At least once a week, someone would say to me, I've never told anyone this before, but... I would hear incredible tales. And I would feel lucky. They would choose me because I told them intimate stories about my own life and I listened with generosity. I have an empath's soul because I remember where I've come from. I can trace my snail's slime back to its source. Each time there's an interaction, wisdom is simultaneously drawn upon and gained. No one's told me something they hadn't told anyone before for a very long time. Why? Because I've hated more than I've loved lately. And what I've learned this year is not to trust. So, why would anyone tell the enemy anything truly dear to them?

My new friend Lisa, the girl who once saved her ex-boyfriend's sack, not that anyone noticed, is a singer/songwriter who is also a private music teacher to lucky children between the ages of 5 and 17. I say lucky because they get to choose their course of musical study. Standard, outmoded curriculum hasn't chosen it for them. They learn how to sing and play an instrument at the same time, something I wish I could do. I'm still working on rubbing the belly and tapping the head to 2/4 time. As they progress, they learn to create their own compositions. Lisa encourages them to craft music around pieces they create in creative writing classes. Things that matter. A couple of weeks ago, I got to hear some original pieces at their end of year recital. Fervent codas reiterated why that guy didn't look her way, or who to cast blame for Mom's cancer. At the most awkward time of their lives, these kids performed with deft ease in intimacy and confidence. That's the greatest tool Lisa teaches. I secretly promised to seek her out as a future guide to my unborn child. How different a child could turn out if only she was given the freedom to realise her faculties. I didn't have private tutoring. I did, most gratefully, perform music throughout my youth, though. I was lucky enough, fuck that, I was one of the last students who took advantage of her educational right to study music. A right that has been ripped away from the poor kids today. The one thing that gave me a modicum of self-confidence. It's probably the one explanation of why I feel more comfortable walking across the stage of a packed theatre than singularly meandering down a fluorescent lit, antiseptic corridor to anywhere.
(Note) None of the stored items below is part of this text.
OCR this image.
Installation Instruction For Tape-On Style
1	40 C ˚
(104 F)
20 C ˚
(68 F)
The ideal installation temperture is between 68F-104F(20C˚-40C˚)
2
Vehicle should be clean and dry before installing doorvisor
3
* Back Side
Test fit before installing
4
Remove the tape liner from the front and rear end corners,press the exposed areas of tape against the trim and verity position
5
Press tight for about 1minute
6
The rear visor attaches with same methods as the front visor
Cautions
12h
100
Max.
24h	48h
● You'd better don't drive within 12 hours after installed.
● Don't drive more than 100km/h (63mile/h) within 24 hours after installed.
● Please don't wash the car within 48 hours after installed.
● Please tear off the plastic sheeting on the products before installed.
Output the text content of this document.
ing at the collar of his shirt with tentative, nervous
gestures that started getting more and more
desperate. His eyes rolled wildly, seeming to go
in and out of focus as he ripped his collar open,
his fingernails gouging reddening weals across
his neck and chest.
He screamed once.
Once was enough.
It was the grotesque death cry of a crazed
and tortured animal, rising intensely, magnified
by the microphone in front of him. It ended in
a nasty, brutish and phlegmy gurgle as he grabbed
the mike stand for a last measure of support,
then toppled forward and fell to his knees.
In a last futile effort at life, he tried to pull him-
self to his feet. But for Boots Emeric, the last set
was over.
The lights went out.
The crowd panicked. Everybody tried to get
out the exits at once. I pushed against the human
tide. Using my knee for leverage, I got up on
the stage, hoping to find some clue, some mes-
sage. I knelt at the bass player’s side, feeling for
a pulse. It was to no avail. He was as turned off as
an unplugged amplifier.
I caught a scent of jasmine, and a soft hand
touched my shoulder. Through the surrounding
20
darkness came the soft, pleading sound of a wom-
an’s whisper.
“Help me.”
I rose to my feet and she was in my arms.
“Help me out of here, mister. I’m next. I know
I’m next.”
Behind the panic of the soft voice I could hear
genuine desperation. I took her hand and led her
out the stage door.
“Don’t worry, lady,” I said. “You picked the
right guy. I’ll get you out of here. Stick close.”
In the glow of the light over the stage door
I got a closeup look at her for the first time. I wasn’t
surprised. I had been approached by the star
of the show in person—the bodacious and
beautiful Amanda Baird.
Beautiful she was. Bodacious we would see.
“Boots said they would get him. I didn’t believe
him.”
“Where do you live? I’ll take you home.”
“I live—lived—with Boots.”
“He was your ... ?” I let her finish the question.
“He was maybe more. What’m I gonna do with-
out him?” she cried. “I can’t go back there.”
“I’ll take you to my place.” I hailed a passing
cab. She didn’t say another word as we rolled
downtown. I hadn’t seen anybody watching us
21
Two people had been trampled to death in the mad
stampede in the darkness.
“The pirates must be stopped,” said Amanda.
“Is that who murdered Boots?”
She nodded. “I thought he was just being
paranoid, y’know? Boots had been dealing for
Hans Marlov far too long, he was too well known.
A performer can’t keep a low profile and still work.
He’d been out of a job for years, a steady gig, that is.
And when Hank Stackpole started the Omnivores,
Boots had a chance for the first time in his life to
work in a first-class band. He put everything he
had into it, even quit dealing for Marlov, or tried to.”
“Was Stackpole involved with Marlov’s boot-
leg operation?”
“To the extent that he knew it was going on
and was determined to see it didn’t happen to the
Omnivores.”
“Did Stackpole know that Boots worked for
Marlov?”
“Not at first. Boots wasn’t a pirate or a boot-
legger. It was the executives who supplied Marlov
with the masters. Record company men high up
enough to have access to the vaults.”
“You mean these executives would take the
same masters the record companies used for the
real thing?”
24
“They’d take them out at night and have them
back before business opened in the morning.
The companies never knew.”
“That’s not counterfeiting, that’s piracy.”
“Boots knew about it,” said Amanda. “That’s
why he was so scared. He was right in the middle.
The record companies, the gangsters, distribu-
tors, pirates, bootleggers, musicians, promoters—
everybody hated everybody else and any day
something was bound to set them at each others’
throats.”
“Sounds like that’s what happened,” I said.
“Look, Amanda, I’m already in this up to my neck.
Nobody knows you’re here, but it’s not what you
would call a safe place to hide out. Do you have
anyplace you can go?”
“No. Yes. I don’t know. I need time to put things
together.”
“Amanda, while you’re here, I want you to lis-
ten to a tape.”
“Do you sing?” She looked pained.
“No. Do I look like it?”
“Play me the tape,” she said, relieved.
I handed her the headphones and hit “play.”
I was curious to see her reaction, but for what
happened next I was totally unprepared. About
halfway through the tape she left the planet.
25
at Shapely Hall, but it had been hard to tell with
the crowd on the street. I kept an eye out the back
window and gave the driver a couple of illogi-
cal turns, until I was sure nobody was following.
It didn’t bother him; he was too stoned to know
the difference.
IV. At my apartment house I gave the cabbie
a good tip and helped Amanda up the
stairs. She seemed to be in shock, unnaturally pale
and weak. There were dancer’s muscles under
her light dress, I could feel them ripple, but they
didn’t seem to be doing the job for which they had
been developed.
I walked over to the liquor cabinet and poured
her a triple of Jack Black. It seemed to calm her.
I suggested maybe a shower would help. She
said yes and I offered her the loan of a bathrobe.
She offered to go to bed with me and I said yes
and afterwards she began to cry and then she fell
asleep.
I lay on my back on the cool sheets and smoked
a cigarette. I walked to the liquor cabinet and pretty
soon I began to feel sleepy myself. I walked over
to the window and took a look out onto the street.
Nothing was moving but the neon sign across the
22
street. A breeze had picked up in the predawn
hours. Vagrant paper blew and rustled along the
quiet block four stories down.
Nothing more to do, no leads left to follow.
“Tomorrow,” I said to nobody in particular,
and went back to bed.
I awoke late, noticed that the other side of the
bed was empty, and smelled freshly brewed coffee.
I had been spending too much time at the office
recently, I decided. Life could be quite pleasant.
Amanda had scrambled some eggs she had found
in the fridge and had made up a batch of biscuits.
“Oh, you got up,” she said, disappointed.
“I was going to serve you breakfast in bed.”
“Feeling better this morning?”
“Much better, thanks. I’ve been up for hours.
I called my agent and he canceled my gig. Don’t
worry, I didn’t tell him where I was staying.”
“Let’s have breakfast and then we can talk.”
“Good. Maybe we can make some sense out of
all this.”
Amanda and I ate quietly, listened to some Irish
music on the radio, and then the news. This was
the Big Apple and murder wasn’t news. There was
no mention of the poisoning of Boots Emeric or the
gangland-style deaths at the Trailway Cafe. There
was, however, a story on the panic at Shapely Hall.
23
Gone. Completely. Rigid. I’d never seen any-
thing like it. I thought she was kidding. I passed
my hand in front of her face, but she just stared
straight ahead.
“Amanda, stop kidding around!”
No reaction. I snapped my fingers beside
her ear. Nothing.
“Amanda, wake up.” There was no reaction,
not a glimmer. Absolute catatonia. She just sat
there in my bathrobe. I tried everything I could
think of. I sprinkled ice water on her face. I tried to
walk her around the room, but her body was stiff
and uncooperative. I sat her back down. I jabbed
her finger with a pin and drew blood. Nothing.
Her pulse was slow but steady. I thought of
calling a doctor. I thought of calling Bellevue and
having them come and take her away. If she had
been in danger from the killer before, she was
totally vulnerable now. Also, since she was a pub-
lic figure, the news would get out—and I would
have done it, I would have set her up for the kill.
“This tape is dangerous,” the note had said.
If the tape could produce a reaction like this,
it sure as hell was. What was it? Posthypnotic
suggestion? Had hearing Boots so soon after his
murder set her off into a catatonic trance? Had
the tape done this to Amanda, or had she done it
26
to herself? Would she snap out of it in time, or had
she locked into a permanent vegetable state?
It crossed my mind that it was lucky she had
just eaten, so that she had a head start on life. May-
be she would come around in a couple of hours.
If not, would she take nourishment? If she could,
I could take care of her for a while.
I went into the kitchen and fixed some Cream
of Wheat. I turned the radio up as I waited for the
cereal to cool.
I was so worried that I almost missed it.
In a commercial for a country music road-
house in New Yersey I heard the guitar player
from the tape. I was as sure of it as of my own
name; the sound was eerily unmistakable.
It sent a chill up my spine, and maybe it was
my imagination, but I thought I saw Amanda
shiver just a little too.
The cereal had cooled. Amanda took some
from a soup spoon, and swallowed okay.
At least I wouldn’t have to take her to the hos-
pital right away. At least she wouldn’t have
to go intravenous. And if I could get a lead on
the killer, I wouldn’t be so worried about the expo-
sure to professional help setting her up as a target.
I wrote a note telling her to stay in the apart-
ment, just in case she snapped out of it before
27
It wasn't until I started writing that I paid attention to lyrics. Words didn't penetrate until at least the 5th rotation. Anyway, music was the salve I sought, not cheap words. Music was the thing that jettisoned or plummeted me. Lyrics were heard more like another layer of sound rather than anything with meaning

and I ran, I ran so far away...
I couldn't get away


... maybe.

This is my new favourite song by my new favourite band.

I am a waterfall waiting inside a well.
I am that wrecking ball before the building fell.

I have not been using my powers for good.

Someone just whispered that tomorrow is another day.